Bazı ebeveynler, iki dil öğretmenin bir bebeğin zamanında konuşmayı öğrenemeyeceği anlamına gelebileceğinden endişeleniyor, ancak yeni çalışma, iki dilli bebeklerin gelişimsel olarak doğru yolda olduklarını gösteriyor. Advances in Methods and Practices in Psychological Science tarafından bugün yayınlanan hakemli araştırmada, iki dilli bebeklerin, bir dili öğrenenlerle aynı yaşta bebek konuşmasına ilgi duymaya başladığını tespit etti .

UCLA dilbilim profesörü ve Dil Edinim Laboratuvarı direktörü Megha Sundara, “Ebeveynler için çok önemli bir şekilde, bir veya iki dil öğreniyor olsalar da, bebeklerde öğrenme ve dikkat gelişiminin benzer olduğunu gördük,” dedi. “Ve elbette, bir dili daha erken öğrenmek, onu daha iyi öğrenmenize yardımcı olur, bu nedenle iki dillilik bir kazan-kazan demektir.”

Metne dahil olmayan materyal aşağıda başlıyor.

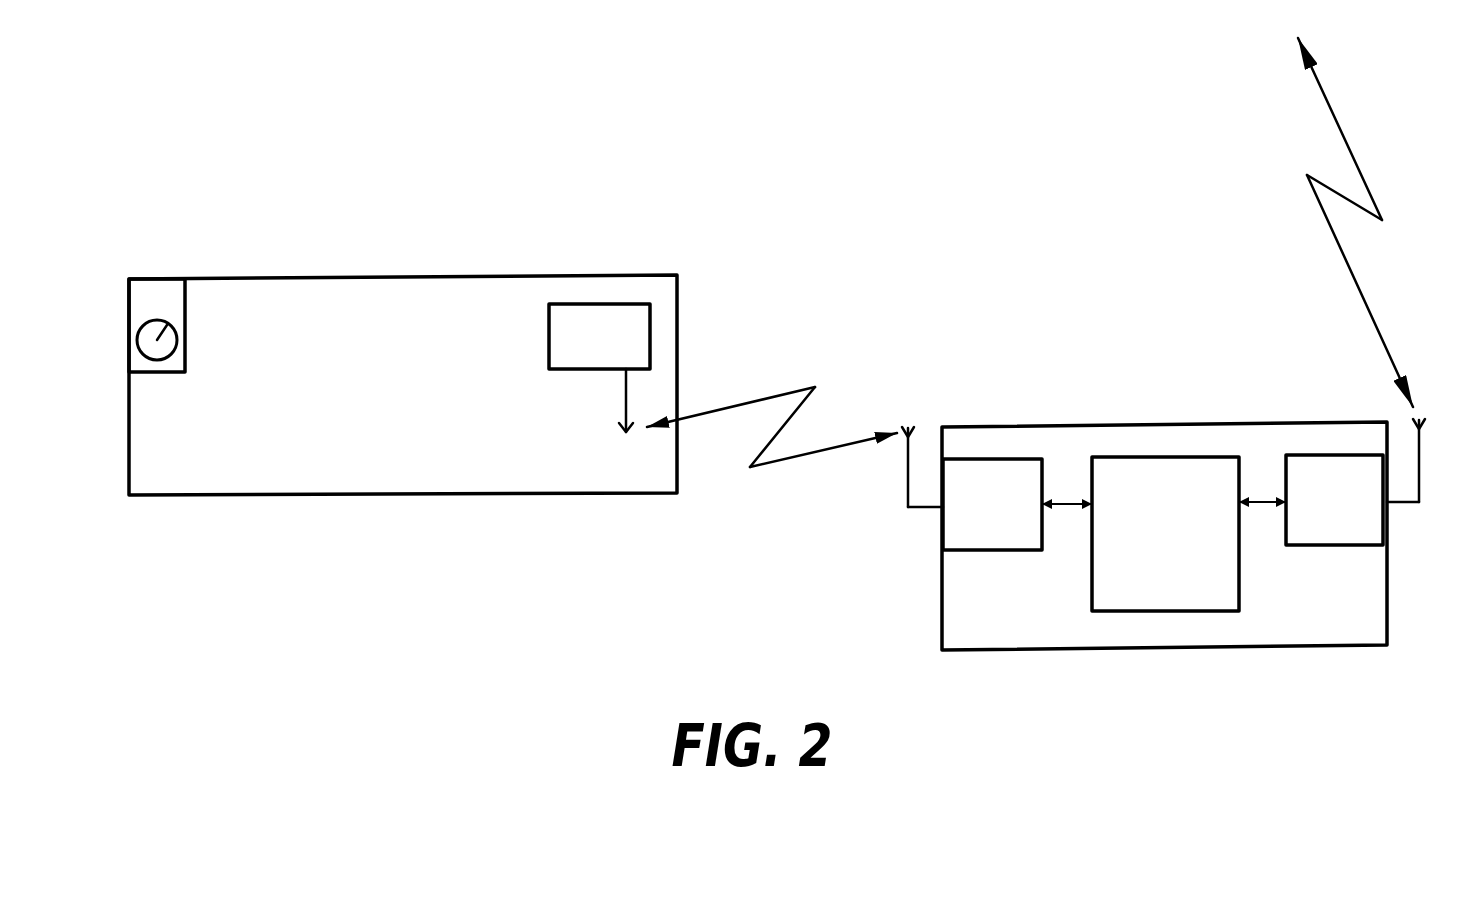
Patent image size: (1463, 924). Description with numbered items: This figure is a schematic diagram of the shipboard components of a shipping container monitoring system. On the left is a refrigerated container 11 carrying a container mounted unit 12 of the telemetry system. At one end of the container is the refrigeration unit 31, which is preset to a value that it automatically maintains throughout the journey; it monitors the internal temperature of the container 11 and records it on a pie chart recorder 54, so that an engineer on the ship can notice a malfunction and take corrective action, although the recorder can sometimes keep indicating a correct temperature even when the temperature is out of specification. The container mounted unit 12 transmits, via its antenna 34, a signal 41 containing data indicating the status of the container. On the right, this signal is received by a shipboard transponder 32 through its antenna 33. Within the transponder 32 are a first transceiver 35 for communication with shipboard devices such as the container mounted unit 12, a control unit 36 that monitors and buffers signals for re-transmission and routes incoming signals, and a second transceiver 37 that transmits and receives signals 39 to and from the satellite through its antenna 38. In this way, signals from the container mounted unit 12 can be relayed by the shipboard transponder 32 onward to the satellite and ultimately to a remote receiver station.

The container 11 is at (395, 277).
The container mounted unit 12 is at (625, 303).
The refrigeration unit 31 is at (155, 293).
The shipboard transponder 32 is at (1107, 427).
The antenna 33 is at (908, 470).
The antenna 34 is at (630, 397).
The first transceiver 35 is at (950, 528).
The control unit 36 is at (1147, 612).
The second transceiver 37 is at (1342, 537).
The antenna 38 is at (1423, 470).
The signals 39 is at (1325, 220).
The signal 41 is at (780, 390).
The pie chart recorder 54 is at (178, 347).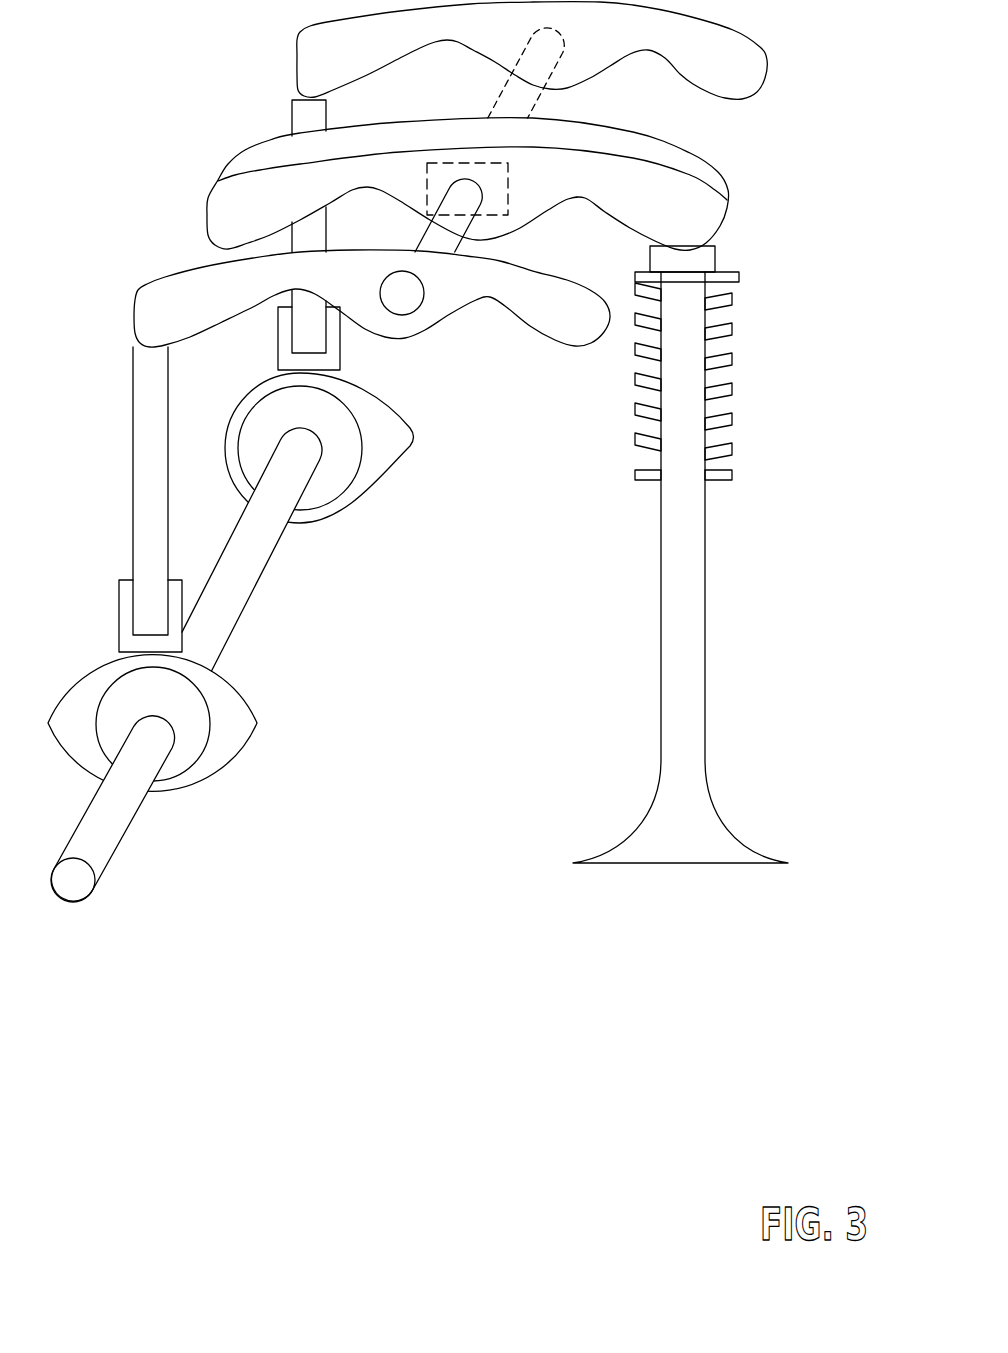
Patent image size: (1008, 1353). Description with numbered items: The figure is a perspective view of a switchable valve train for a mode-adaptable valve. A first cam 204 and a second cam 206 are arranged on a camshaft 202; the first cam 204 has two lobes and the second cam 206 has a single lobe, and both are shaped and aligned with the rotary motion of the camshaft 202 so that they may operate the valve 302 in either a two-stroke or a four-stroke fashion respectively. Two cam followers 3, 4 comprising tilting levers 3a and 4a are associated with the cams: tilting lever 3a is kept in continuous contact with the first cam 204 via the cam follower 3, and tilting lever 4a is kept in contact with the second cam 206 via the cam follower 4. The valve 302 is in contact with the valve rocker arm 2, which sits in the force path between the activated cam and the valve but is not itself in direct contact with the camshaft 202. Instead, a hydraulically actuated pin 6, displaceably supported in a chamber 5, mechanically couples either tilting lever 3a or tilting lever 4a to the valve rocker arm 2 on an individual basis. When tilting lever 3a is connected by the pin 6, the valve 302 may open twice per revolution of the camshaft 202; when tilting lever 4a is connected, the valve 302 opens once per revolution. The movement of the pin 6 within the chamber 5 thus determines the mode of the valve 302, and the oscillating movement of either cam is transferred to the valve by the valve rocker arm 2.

The valve rocker arm 2 is at (728, 188).
The cam follower 3 is at (133, 443).
The tilting lever 3a is at (143, 287).
The cam follower 4 is at (292, 123).
The tilting lever 4a is at (300, 43).
The chamber 5 is at (508, 190).
The pin 6 is at (415, 238).
The camshaft 202 is at (107, 867).
The first cam 204 is at (220, 767).
The second cam 206 is at (367, 493).
The valve 302 is at (705, 585).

Dört kıtada 17 laboratuvarda gerçekleştirilen çalışmada araştırmacılar, yaşları 6-9 ay ve 12-15 ay arasında değişen 333 iki dilli bebek ve 384 tek dilli bebek gözlemlediler. UCLA’nın laboratuvarı, hem İngilizce hem de İspanyolca duyarak büyüyen iki dilli bebekler hakkında veri sağlayan tek laboratuvardı. UCLA İspanyolca ve Portekizce yardımcı doçenti Sundara ve Victoria Mateu, 12 ila 15 aylık bebekleri gözlemledi.

Her bebek bir ebeveynin kucağına otururken, İngilizce konuşan bir annenin, bebeğe yönelik konuşmayı veya yetişkinlerin yönlendirdiği konuşmayı kullanarak, sol veya sağdaki hoparlörlerden oynatılırdı. Bilgisayar takibi, her bebeğin her bir sesin yönüne ne kadar uzun süre baktığını ölçtü.

Mateu, “Ne kadar uzun süre bakarlarsa, tercihleri ​​o kadar güçlü olur,” dedi. “Bebekler, bebeklere yönelik konuşmanın abartılı seslerine daha fazla dikkat etme eğilimindedir.”

Çalışma, bebeklerin İngilizce bebek konuşmasına olan ilgisinin çok ince ayarlandığını belirtti. İki dilli ebeveynler, İspanyolca’ya kıyasla evde İngilizce konuşulma süresinin yüzdesini belirtti. İki dilli bebekler ne kadar çok İngilizceye maruz kalırsa, yetişkinlerin yönlendirdiği konuşmaya kıyasla bebeklere yönelik konuşma tercihleri ​​o kadar güçlüdür. Ancak Mateu, İngilizceye hiç maruz kalmayan bebeklerin bile İngiliz bebek konuşmasını yetişkinlerle konuşmayı tercih ettiğini söyledi.

Sundara, bebek konuşmasının çoğu dilde ve kültürde bulunur, ancak İngilizcenin en abartılı biçimlerden birine sahip olduğunu söyledi.

“Bebek konuşması, tüm dillerde daha değişken ses tonuyla daha yavaş bir konuşma hızına sahiptir ve daha hareketli ve mutludur” dedi. “Esas olarak ne kadar abartılı olduğuna göre değişir.”

Montreal’deki Concordia Üniversitesi’nde psikoloji profesörü olan Krista Byers-Heinlein liderliğindeki çalışma, Amerika Birleşik Devletleri, Kanada, Avrupa, Avustralya ve Singapur’daki laboratuvarları içeriyordu. Sundara, çalışmanın küresel erişiminin sonuçları güçlendirdiğini söyledi.

“Dil araştırması yaptığınızda, sonuçların üzerinde çalıştığınız dilin sadece bir tuhaflığı olmadığını bilmek istersiniz,” dedi.

Araştırmaya göre eğitim düzeyi yüksek annelere sahip 6-9 aylık bebekler, anneleri daha az eğitim almış bebeklere göre bebek konuşmasını daha çok tercih ediyor.

Mateu, “Eğitim seviyesi yüksek annelerin bebeklerle daha fazla konuştuğundan ve bebeklere yönelik konuşmayı daha sık kullandığından şüpheleniyoruz” dedi.

Bu çalışma, çok laboratuvarlı bir araştırmacı grubu olan ManyBabies Consortium tarafından yayınlanan ilk çalışmalardan biridir. Byers-Heinlein, alışılmadık uluslararası, çok dilli işbirliğinin benzer dil ve kültür genişliğini içeren gelecekteki çalışmalar için bir model oluşturduğuna inanıyor.

“Tüm bu farklı topluluklara erişimimiz sayesinde, iki dilliliği ve özellikle iki dilliliğin değişkenliğini anlamada gerçekten ilerleme kaydedebiliriz” dedi.

Araştırma devam ederken, ebeveynler bebeklerine bir veya iki dilde gevezelik edebilir ve herhangi bir kafa karışıklığına neden olmayacaklarını bilerek rahatlayabilir.